Pakistan bombed Taliban regime targets in Afghanistan on Feb. 27, with Islamabad’s defense minister describing the situation as “open war.”
The strikes hit Afghanistan’s capital of Kabul and city of Kandahar, where Taliban leaders are based. It was the first time Pakistan had attacked the Taliban rather than terrorists allegedly backed by them.
The Taliban said it launched an attack across the border into Pakistan late on Feb. 26 in retaliation for Pakistani air strikes on Afghan border areas on Feb. 22.
Pakistani Defense Minister Khawaja Muhammad Asif said in a Feb. 27 post on X that the Taliban had turned Afghanistan into a colony of India following the departure of NATO forces.
“[The Taliban] gathered terrorists from all over the world in Afghanistan and started exporting terrorism,” he said. “They deprived their people of basic human rights. Our patience has run out. Now we will have an open war with [Afghanistan].”
Taliban spokesperson Zabihullah Mujahid confirmed that Pakistani forces had carried out air strikes.
“The cowardly Pakistani military has carried out airstrikes in certain areas of Kabul, Kandahar, and Paktia; fortunately, there have been no reported casualties,” he wrote in a Feb. 27 post on X.
Pakistani government spokesperson Mosharraf Zaidi said in a post on X that 133 Afghan Taliban fighters had been killed and that more than 200 had been wounded.
“Two Corps [headquarters], three Brigade Headquarters, two ammunition depots, one logistics base, three battalion headquarters, two sector headquarters and more than eighty (80) tanks, artillery, and armed personnel carriers have been destroyed,” he said.
Mujahid said that in the earlier clashes between the two countries, 55 Pakistani soldiers and eight Taliban fighters were killed, while 11 Taliban fighters and 13 civilians were injured in Nangarhar Province.

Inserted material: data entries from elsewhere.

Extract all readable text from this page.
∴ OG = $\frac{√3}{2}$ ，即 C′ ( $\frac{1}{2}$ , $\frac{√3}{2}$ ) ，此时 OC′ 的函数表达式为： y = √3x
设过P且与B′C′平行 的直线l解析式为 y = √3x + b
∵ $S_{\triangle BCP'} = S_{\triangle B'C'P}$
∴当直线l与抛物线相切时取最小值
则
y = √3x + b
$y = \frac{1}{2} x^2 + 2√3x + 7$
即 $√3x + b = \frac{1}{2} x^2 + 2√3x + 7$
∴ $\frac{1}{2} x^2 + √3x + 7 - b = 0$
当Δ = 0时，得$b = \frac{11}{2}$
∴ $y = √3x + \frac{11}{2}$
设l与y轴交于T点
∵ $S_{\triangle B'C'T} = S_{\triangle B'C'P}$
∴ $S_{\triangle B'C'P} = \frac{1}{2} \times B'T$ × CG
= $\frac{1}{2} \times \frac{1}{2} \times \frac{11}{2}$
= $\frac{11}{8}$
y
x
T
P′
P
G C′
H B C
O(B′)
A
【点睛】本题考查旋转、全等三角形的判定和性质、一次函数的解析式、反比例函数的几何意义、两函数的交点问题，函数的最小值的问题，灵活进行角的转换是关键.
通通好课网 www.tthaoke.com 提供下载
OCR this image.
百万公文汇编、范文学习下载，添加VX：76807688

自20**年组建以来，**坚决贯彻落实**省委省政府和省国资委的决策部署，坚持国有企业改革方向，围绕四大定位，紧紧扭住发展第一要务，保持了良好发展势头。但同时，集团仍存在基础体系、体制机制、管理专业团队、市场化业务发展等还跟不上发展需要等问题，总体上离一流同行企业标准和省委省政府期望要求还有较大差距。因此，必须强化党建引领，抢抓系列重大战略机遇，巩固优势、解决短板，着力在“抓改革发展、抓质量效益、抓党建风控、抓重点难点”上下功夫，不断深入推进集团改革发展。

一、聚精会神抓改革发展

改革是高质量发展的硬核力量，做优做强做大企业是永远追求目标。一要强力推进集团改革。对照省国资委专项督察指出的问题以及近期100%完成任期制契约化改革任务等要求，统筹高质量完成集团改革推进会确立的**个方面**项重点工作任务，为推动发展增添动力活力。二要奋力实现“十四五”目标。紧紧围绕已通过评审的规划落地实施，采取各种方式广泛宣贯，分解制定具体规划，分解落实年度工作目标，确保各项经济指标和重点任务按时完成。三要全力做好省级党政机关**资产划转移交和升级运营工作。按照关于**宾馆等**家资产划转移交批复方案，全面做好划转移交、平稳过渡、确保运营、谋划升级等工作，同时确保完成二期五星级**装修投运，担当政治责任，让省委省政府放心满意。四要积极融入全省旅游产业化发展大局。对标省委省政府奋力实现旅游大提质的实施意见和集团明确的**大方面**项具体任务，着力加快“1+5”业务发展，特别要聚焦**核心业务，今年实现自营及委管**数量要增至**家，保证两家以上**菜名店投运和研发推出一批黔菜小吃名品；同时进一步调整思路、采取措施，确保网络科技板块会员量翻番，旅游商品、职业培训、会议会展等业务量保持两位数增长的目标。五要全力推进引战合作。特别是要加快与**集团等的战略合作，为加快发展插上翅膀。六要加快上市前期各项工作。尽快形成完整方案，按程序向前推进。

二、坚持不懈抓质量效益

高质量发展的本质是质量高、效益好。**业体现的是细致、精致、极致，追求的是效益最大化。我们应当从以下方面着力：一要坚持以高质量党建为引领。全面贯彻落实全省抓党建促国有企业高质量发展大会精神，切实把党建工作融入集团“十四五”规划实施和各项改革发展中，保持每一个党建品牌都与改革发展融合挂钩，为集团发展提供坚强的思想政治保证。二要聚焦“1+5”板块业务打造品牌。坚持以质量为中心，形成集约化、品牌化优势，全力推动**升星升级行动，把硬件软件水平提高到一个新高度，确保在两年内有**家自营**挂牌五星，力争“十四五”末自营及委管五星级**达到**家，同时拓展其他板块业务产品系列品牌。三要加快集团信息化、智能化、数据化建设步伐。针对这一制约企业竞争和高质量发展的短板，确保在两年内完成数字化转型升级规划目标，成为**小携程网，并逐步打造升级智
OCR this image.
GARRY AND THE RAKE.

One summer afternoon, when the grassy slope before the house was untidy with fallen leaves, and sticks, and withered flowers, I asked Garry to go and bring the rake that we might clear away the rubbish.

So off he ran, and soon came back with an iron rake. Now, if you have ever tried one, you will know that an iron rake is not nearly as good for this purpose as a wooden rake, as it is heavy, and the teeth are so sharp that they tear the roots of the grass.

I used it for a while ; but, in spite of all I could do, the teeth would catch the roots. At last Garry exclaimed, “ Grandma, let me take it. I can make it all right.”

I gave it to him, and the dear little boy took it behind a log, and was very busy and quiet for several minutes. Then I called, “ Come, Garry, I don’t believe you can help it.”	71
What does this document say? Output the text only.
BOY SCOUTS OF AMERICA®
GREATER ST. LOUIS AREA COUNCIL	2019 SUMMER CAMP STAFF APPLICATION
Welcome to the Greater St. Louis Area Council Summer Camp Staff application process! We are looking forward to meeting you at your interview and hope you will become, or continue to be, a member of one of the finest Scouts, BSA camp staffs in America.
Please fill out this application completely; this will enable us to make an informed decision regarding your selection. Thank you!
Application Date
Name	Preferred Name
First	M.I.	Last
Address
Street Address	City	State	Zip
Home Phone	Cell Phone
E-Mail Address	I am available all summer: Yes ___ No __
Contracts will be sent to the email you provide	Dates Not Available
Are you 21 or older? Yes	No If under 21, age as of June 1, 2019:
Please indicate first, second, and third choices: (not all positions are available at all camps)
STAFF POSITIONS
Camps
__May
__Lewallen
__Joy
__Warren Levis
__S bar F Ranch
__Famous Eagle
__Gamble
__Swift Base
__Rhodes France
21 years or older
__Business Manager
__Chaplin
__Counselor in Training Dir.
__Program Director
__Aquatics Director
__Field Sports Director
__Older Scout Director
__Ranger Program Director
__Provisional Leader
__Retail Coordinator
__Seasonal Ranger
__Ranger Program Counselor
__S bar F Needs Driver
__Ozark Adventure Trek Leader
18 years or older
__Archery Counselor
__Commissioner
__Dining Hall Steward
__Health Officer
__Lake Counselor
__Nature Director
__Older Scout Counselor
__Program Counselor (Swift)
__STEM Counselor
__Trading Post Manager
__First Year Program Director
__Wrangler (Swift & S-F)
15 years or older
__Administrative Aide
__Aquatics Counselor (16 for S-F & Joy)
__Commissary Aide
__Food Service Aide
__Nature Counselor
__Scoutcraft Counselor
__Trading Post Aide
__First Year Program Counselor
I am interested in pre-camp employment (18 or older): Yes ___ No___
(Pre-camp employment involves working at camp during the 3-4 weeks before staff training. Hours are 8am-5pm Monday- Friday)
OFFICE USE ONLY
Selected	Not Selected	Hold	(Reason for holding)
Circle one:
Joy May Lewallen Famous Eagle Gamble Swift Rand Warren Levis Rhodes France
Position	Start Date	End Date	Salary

The Epoch Times has not been able to independently verify these figures.
International Response
Pakistani and Saudi Arabian foreign ministers spoke on Feb. 27 to discuss reducing tensions in the region, according to Saudi state-owned media outlet Al Arabiya, but did not say whether or not Riyadh would be involved in cease-fire negotiations.
Russia is the only nation to formally recognize the Taliban as the country’s legitimate government. Russian Foreign Ministry spokeswoman Maria Zakharova called for an end to hostilities.
“We are concerned about the sharp escalation of armed clashes between the Islamic Emirate of Afghanistan and the Islamic Republic of Pakistan, involving regular army units, aircraft, and heavy weapons,” she said, according to Moscow state media outlet TASS.
“Both sides have suffered casualties, including civilians. We call on our friends Afghanistan and Pakistan to refrain from dangerous confrontation and return to the negotiating table to resolve all differences through political and diplomatic means.”
U.N. Secretary-General António Guterres urged both countries to protect civilians as required under international law and “to continue to seek to resolve any differences through diplomacy,” U.N. spokesperson Stéphane Dujarric said.
India condemned Islamabad and expressed its support for Kabul, with Indian Ministry of External Affairs spokesperson Shri Randhir Jaiswal describing the situation in a Feb. 22 post on X as “another attempt by Pakistan to externalise its internal failures.”
Reuters and The Associated Press contributed to this report.